Absolute recommendations for imaging, rather than conditional recommendations, result in more patients receiving the exams.
Patients are more likely to be sent for radiologist-recommended exams if they are absolute recommendations, rather than conditional ones, according to a study published in the Journal of the American College of Radiology.
Researchers from Harvard Medical School, Boston, and Lahey Hospital and Medical Center, Burlington, MA, performed a retrospective study to evaluate the association between the wording of radiologist recommendations for chest CT with the likelihood of recommendation adherence and the diagnostic yield of the recommended follow-up CT imaging.
The researchers looked at 29,138 outpatient chest X-ray studies performed at a tertiary care academic medical center in 2008, to identify examinations that had conditional or absolute recommendations for chest CT.

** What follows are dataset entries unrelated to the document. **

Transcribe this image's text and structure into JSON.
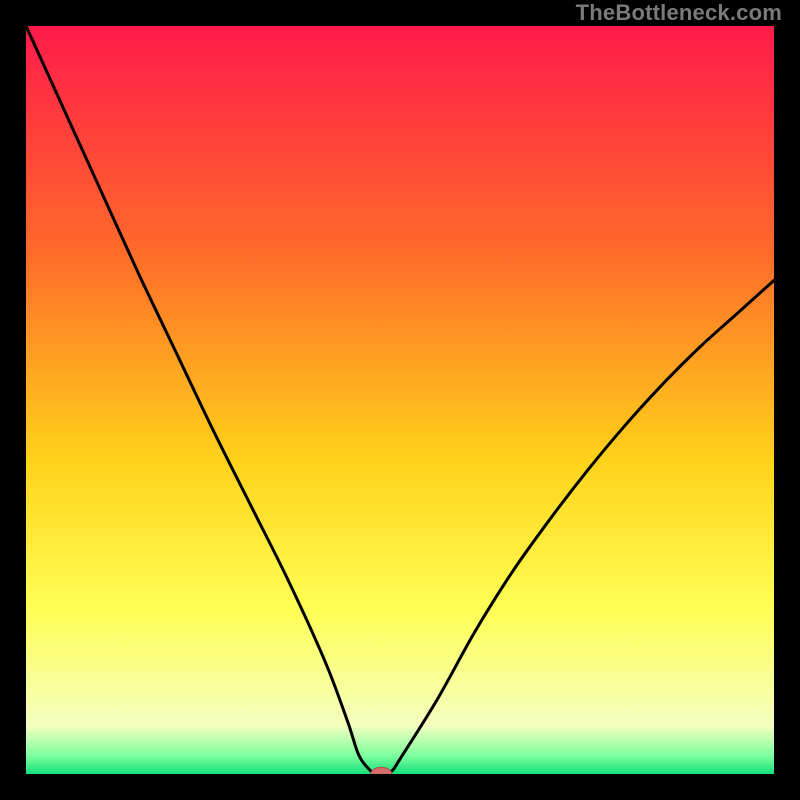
{
  "watermark": "TheBottleneck.com",
  "colors": {
    "frame_bg": "#000000",
    "watermark_text": "#7a7a7a",
    "curve_stroke": "#000000",
    "marker_fill": "#d46a6a",
    "marker_stroke": "#b24e4e",
    "gradient_top": "#ff1a4a",
    "gradient_mid1": "#ff6a2a",
    "gradient_mid2": "#ffd21a",
    "gradient_mid3": "#ffff55",
    "gradient_mid4": "#f4ffbf",
    "gradient_bottom": "#15e07a"
  },
  "chart_data": {
    "type": "line",
    "title": "",
    "xlabel": "",
    "ylabel": "",
    "xlim": [
      0,
      100
    ],
    "ylim": [
      0,
      100
    ],
    "series": [
      {
        "name": "bottleneck-curve",
        "x": [
          0,
          5,
          10,
          15,
          20,
          25,
          30,
          35,
          40,
          43,
          44.5,
          46,
          47,
          48,
          49,
          50,
          55,
          60,
          65,
          70,
          75,
          80,
          85,
          90,
          95,
          100
        ],
        "y": [
          100,
          89,
          78,
          67,
          56.5,
          46,
          36,
          26,
          15,
          7,
          2.5,
          0.5,
          0,
          0,
          0.5,
          2,
          10,
          19,
          27,
          34,
          40.5,
          46.5,
          52,
          57,
          61.5,
          66
        ]
      }
    ],
    "marker": {
      "x": 47.5,
      "y": 0,
      "rx": 1.4,
      "ry": 0.9
    },
    "flat_segment": {
      "x0": 46.2,
      "x1": 48.8,
      "y": 0
    },
    "background_bands": [
      {
        "offset": 0.0,
        "color": "#ff1a4a"
      },
      {
        "offset": 0.3,
        "color": "#ff6a2a"
      },
      {
        "offset": 0.58,
        "color": "#ffd21a"
      },
      {
        "offset": 0.78,
        "color": "#ffff55"
      },
      {
        "offset": 0.935,
        "color": "#f4ffbf"
      },
      {
        "offset": 0.975,
        "color": "#7fff9f"
      },
      {
        "offset": 1.0,
        "color": "#15e07a"
      }
    ]
  }
}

The findings showed that chest CTs were recommended for 1,316 (4.5%) of outpatient chest X-ray studies. A total of 519 (39.4%) were conditional recommendations and 797 (60.6%) were absolute recommendations. ”Patients with absolute recommendations were significantly more likely to undergo follow-up chest CT within 90 days than patients with conditional recommendations (67.8% versus 45.8%, respectively,” wrote the researchers.
While absolute recommendations did result in more tests, the researchers did not find a significant difference between the conditional and absolute recommendation groups with regard to the incidence of clinically relevant corresponding findings or on follow-up CT.